There are many reasons for this but one of the simplest is remote access. An IBM study highlighted that 95% of security failures at companies are due to human error. This can be anything from employees using unapproved third-party applications to being the victim of ‘spill over’ malware for an attack on a different company that bleeds onto another’s on-premises infrastructure.
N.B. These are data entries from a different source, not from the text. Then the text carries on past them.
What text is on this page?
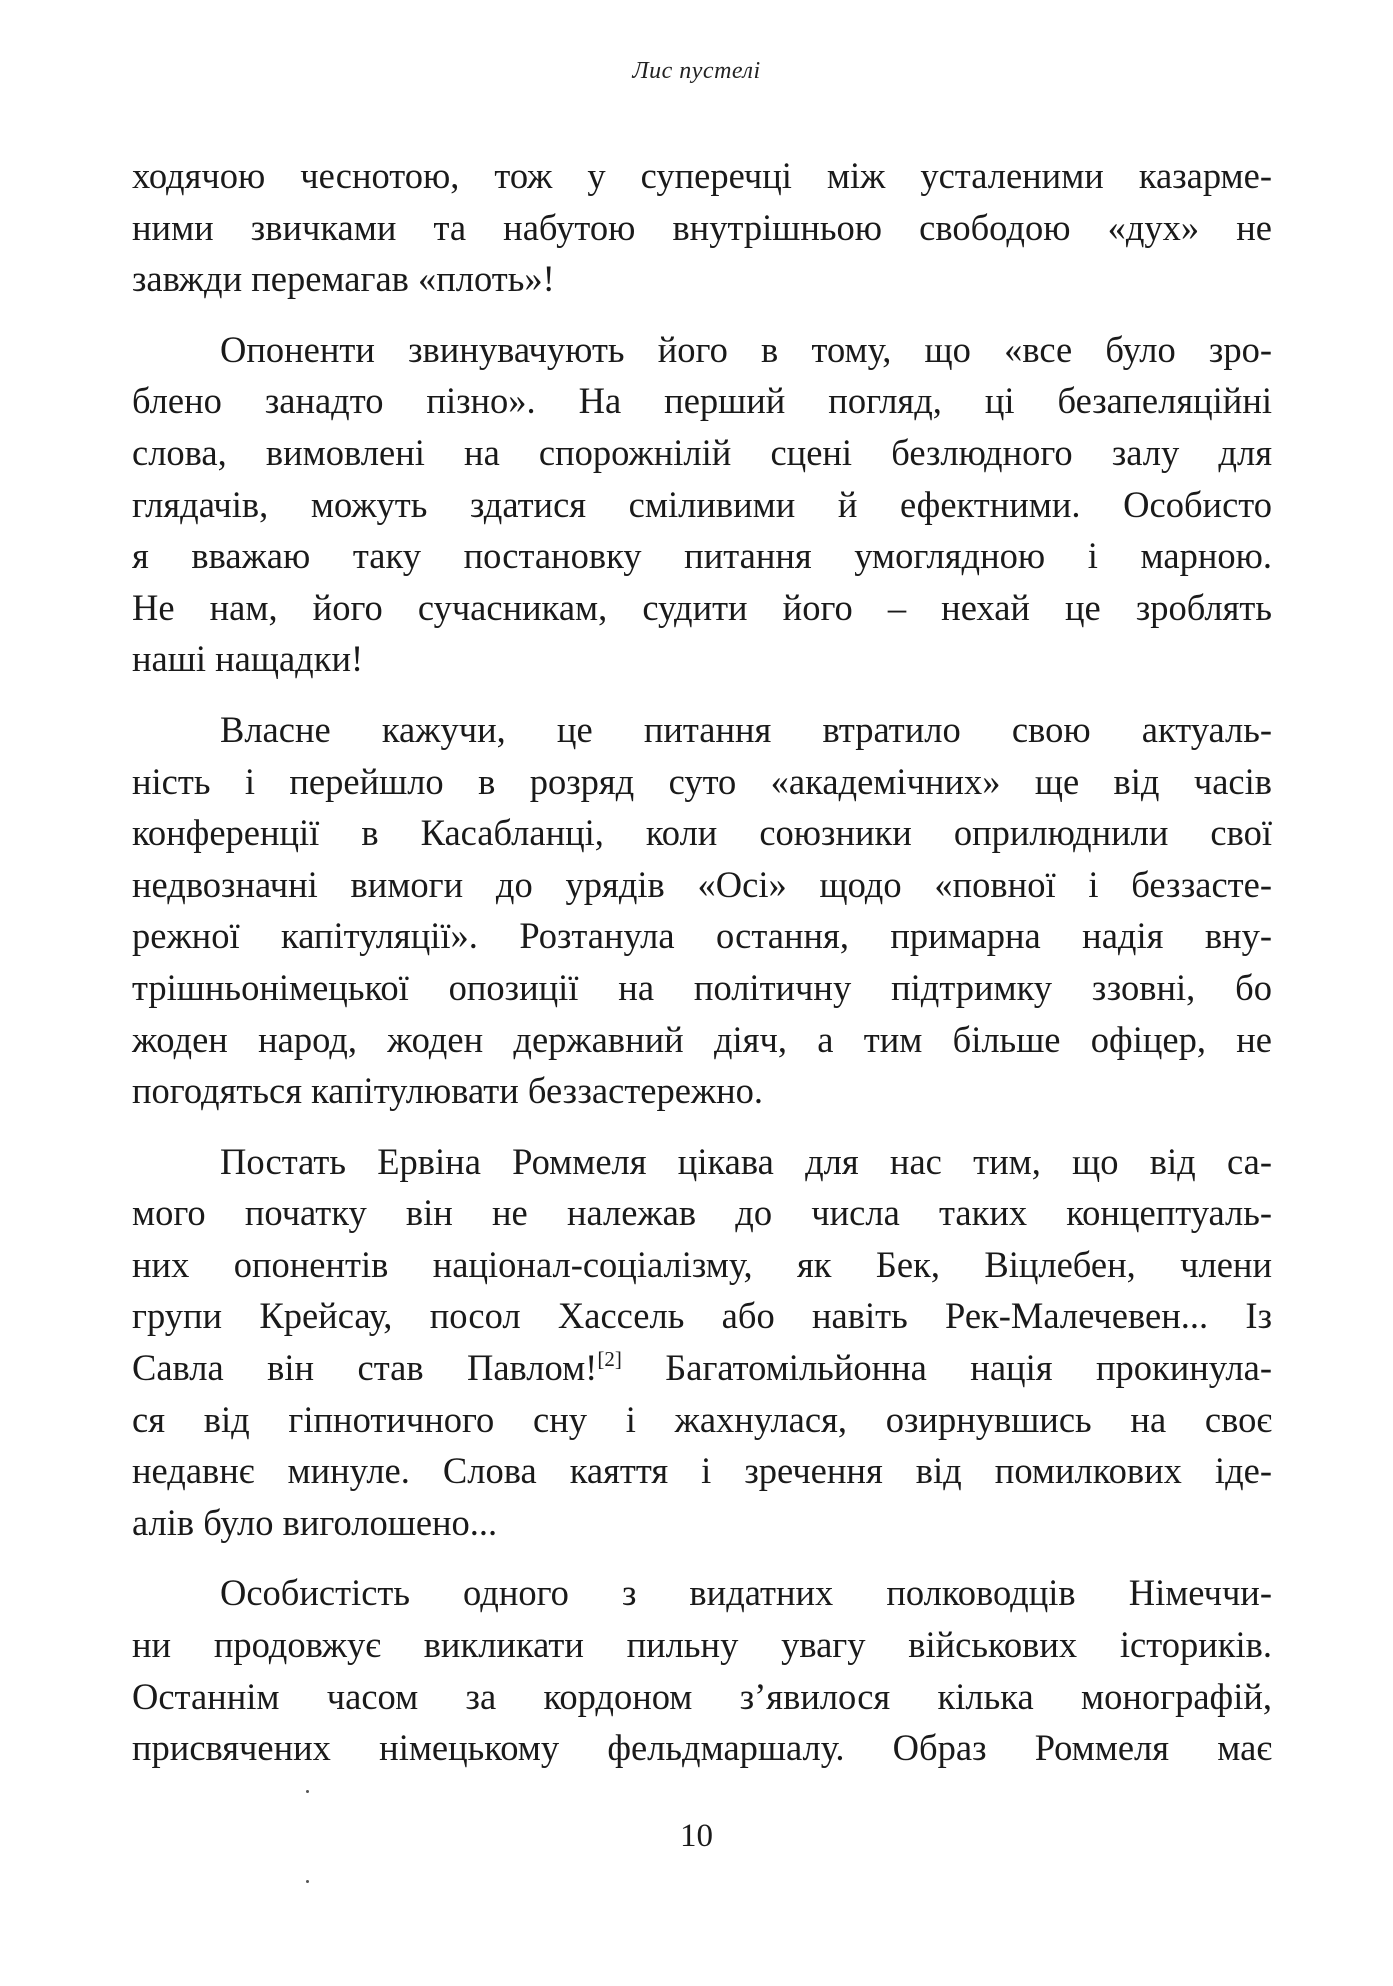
Лис пустелі
ходячою чеснотою, тож у суперечці між усталеними казарме-
ними звичками та набутою внутрішньою свободою «дух» не
завжди перемагав «плоть»!
Опоненти звинувачують його в тому, що «все було зро-
блено занадто пізно». На перший погляд, ці безапеляційні
слова, вимовлені на спорожнілій сцені безлюдного залу для
глядачів, можуть здатися сміливими й ефектними. Особисто
я вважаю таку постановку питання умоглядною і марною.
Не нам, його сучасникам, судити його – нехай це зроблять
наші нащадки!
Власне кажучи, це питання втратило свою актуаль-
ність і перейшло в розряд суто «академічних» ще від часів
конференції в Касабланці, коли союзники оприлюднили свої
недвозначні вимоги до урядів «Осі» щодо «повної і беззасте-
режної капітуляції». Розтанула остання, примарна надія вну-
трішньонімецької опозиції на політичну підтримку ззовні, бо
жоден народ, жоден державний діяч, а тим більше офіцер, не
погодяться капітулювати беззастережно.
Постать Ервіна Роммеля цікава для нас тим, що від са-
мого початку він не належав до числа таких концептуаль-
них опонентів націонал-соціалізму, як Бек, Віцлебен, члени
групи Крейсау, посол Хассель або навіть Рек-Малечевен... Із
Савла він став Павлом![2] Багатомільйонна нація прокинула-
ся від гіпнотичного сну і жахнулася, озирнувшись на своє
недавнє минуле. Слова каяття і зречення від помилкових іде-
алів було виголошено...
Особистість одного з видатних полководців Німеччи-
ни продовжує викликати пильну увагу військових істориків.
Останнім часом за кордоном з’явилося кілька монографій,
присвячених німецькому фельдмаршалу. Образ Роммеля має
10
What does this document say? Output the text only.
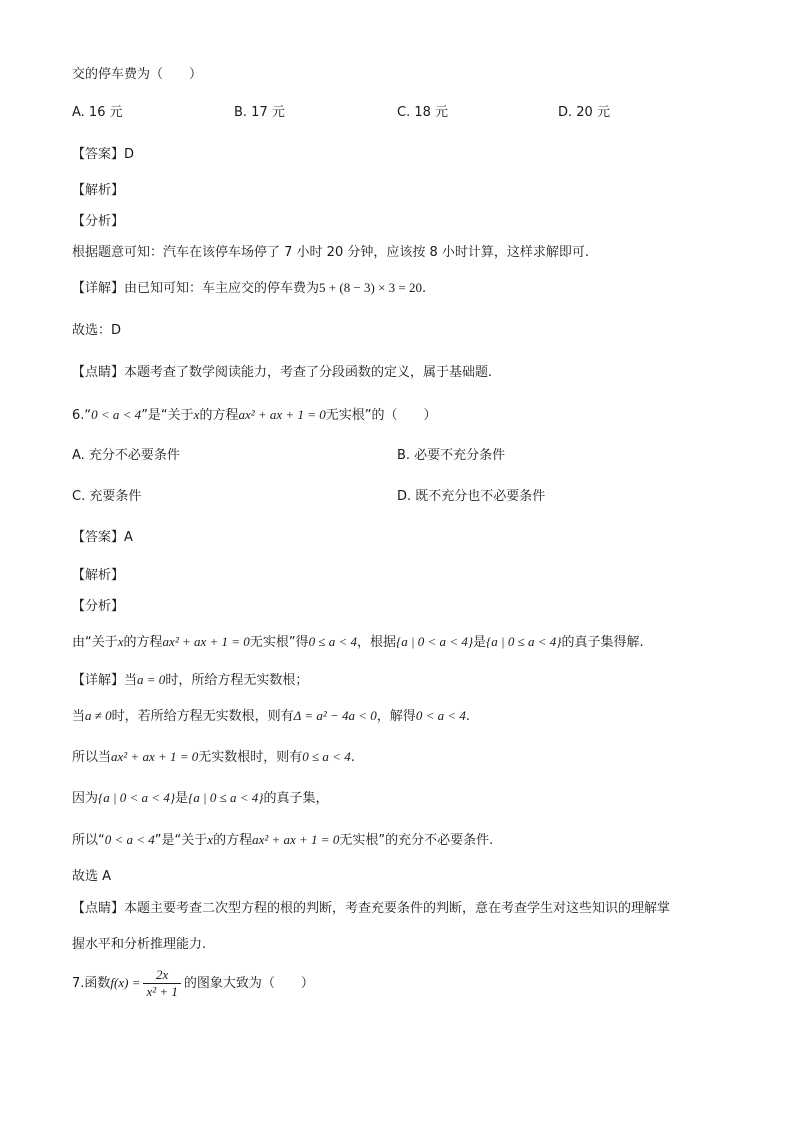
交的停车费为（　　）
A. 16 元	B. 17 元	C. 18 元	D. 20 元
【答案】D
【解析】
【分析】
根据题意可知：汽车在该停车场停了 7 小时 20 分钟，应该按 8 小时计算，这样求解即可.
【详解】由已知可知：车主应交的停车费为5 + (8 − 3) × 3 = 20.
故选：D
【点睛】本题考查了数学阅读能力，考查了分段函数的定义，属于基础题.
6.“0 < a < 4”是“关于x的方程ax² + ax + 1 = 0无实根”的（　　）
A. 充分不必要条件	B. 必要不充分条件
C. 充要条件	D. 既不充分也不必要条件
【答案】A
【解析】
【分析】
由“关于x的方程ax² + ax + 1 = 0无实根”得0 ≤ a < 4，根据{a | 0 < a < 4}是{a | 0 ≤ a < 4}的真子集得解.
【详解】当a = 0时，所给方程无实数根；
当a ≠ 0时，若所给方程无实数根，则有Δ = a² − 4a < 0，解得0 < a < 4.
所以当ax² + ax + 1 = 0无实数根时，则有0 ≤ a < 4.
因为{a | 0 < a < 4}是{a | 0 ≤ a < 4}的真子集，
所以“0 < a < 4”是“关于x的方程ax² + ax + 1 = 0无实根”的充分不必要条件.
故选 A
【点睛】本题主要考查二次型方程的根的判断，考查充要条件的判断，意在考查学生对这些知识的理解掌
握水平和分析推理能力.
7.函数$f(x) = \frac{2x}{\text{x² + 1}}$ 的图象大致为（　　）
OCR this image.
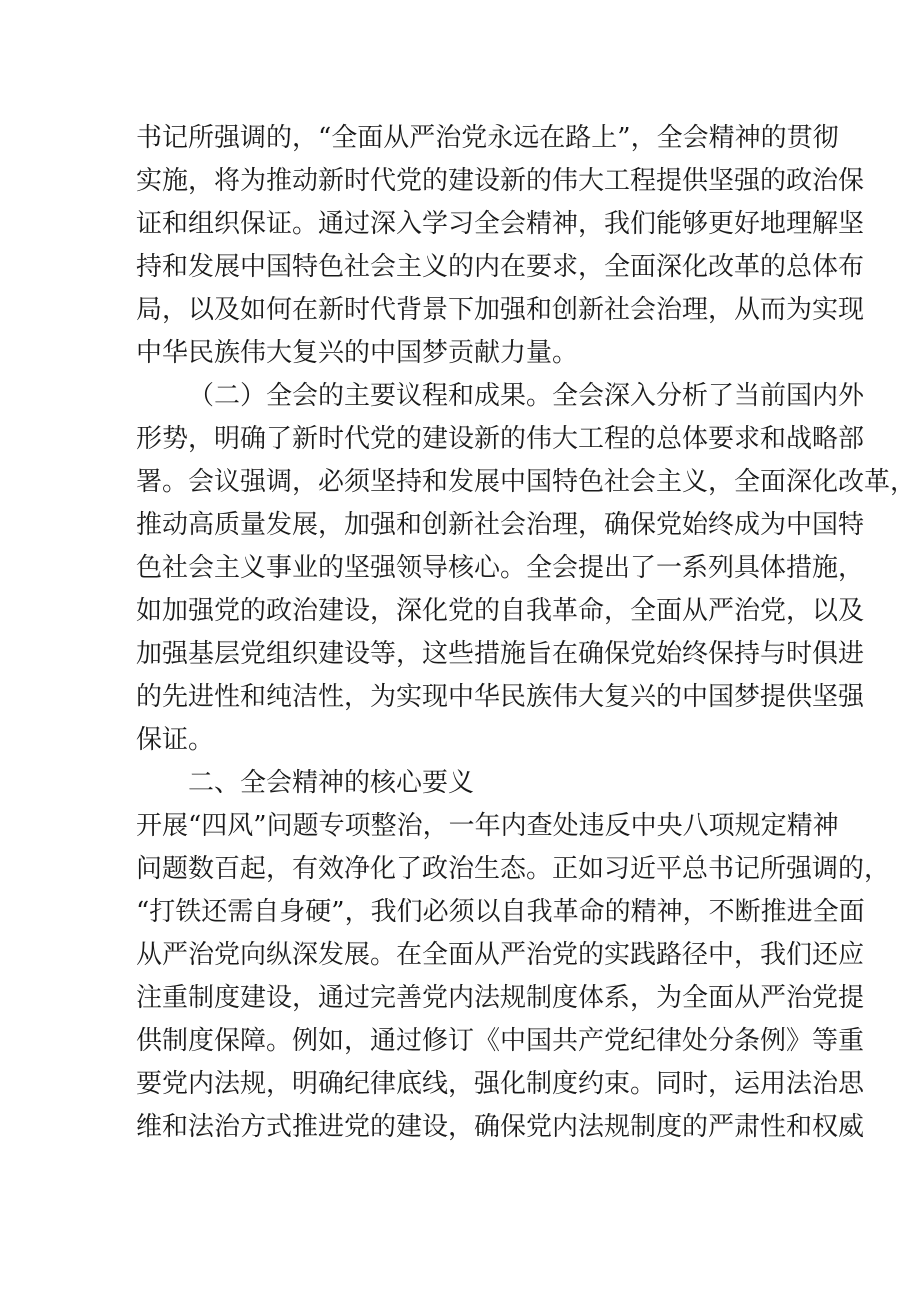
书记所强调的，“全面从严治党永远在路上”，全会精神的贯彻
实施，将为推动新时代党的建设新的伟大工程提供坚强的政治保
证和组织保证。通过深入学习全会精神，我们能够更好地理解坚
持和发展中国特色社会主义的内在要求，全面深化改革的总体布
局，以及如何在新时代背景下加强和创新社会治理，从而为实现
中华民族伟大复兴的中国梦贡献力量。
（二）全会的主要议程和成果。全会深入分析了当前国内外
形势，明确了新时代党的建设新的伟大工程的总体要求和战略部
署。会议强调，必须坚持和发展中国特色社会主义，全面深化改革，
推动高质量发展，加强和创新社会治理，确保党始终成为中国特
色社会主义事业的坚强领导核心。全会提出了一系列具体措施，
如加强党的政治建设，深化党的自我革命，全面从严治党，以及
加强基层党组织建设等，这些措施旨在确保党始终保持与时俱进
的先进性和纯洁性，为实现中华民族伟大复兴的中国梦提供坚强
保证。
二、全会精神的核心要义
开展“四风”问题专项整治，一年内查处违反中央八项规定精神
问题数百起，有效净化了政治生态。正如习近平总书记所强调的，
“打铁还需自身硬”，我们必须以自我革命的精神，不断推进全面
从严治党向纵深发展。在全面从严治党的实践路径中，我们还应
注重制度建设，通过完善党内法规制度体系，为全面从严治党提
供制度保障。例如，通过修订《中国共产党纪律处分条例》等重
要党内法规，明确纪律底线，强化制度约束。同时，运用法治思
维和法治方式推进党的建设，确保党内法规制度的严肃性和权威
With data being stored and managed remotely, the Cloud offers fewer direct contact points between employees and valuable company data.

However, not all Cloud solutions are created equal and when going alone companies can often find themselves under-utilising the security benefits of the Cloud and leaving themselves vulnerable to threats. Selecting the right Cloud service provider is vital. Storing sensitive data on a Cloud service enabled and managed by an experienced, trustworthy partner, ensures that client and customer data remains safe and accessible without the litany of security issues that come with on-premises infrastructure.

 

Partnering with a Cloud enabler

The Cloud is already revolutionising finance in the way it has so many other industries. Big players such as JP Morgan and Goldman Sachs have started migrating core applications to the Cloud and setting up Cloud hubs in major American cities. Almost half (43%) of financial services decision makers have stated their intent to increase their reliance on the Cloud over the coming year as more and more finance professionals see the benefits that larger competitors are reaping from Cloud migration.

In periods of great change and uncertainty, it can be tempting to bury your head in the sand and stick to the way things are already being done. However, those who ignore the Cloud revolution leave themselves vulnerable in a rapidly changing and unforgiving business climate. An experienced Cloud services partner can help guide a business on its Cloud journey and ensure they receive all the security and productivity benefits the Cloud offers. With more and more major players moving processes and workflows onto the Cloud, it is up to each finance decision maker to change now, or be overtaken by their forward looking and savvy competitors.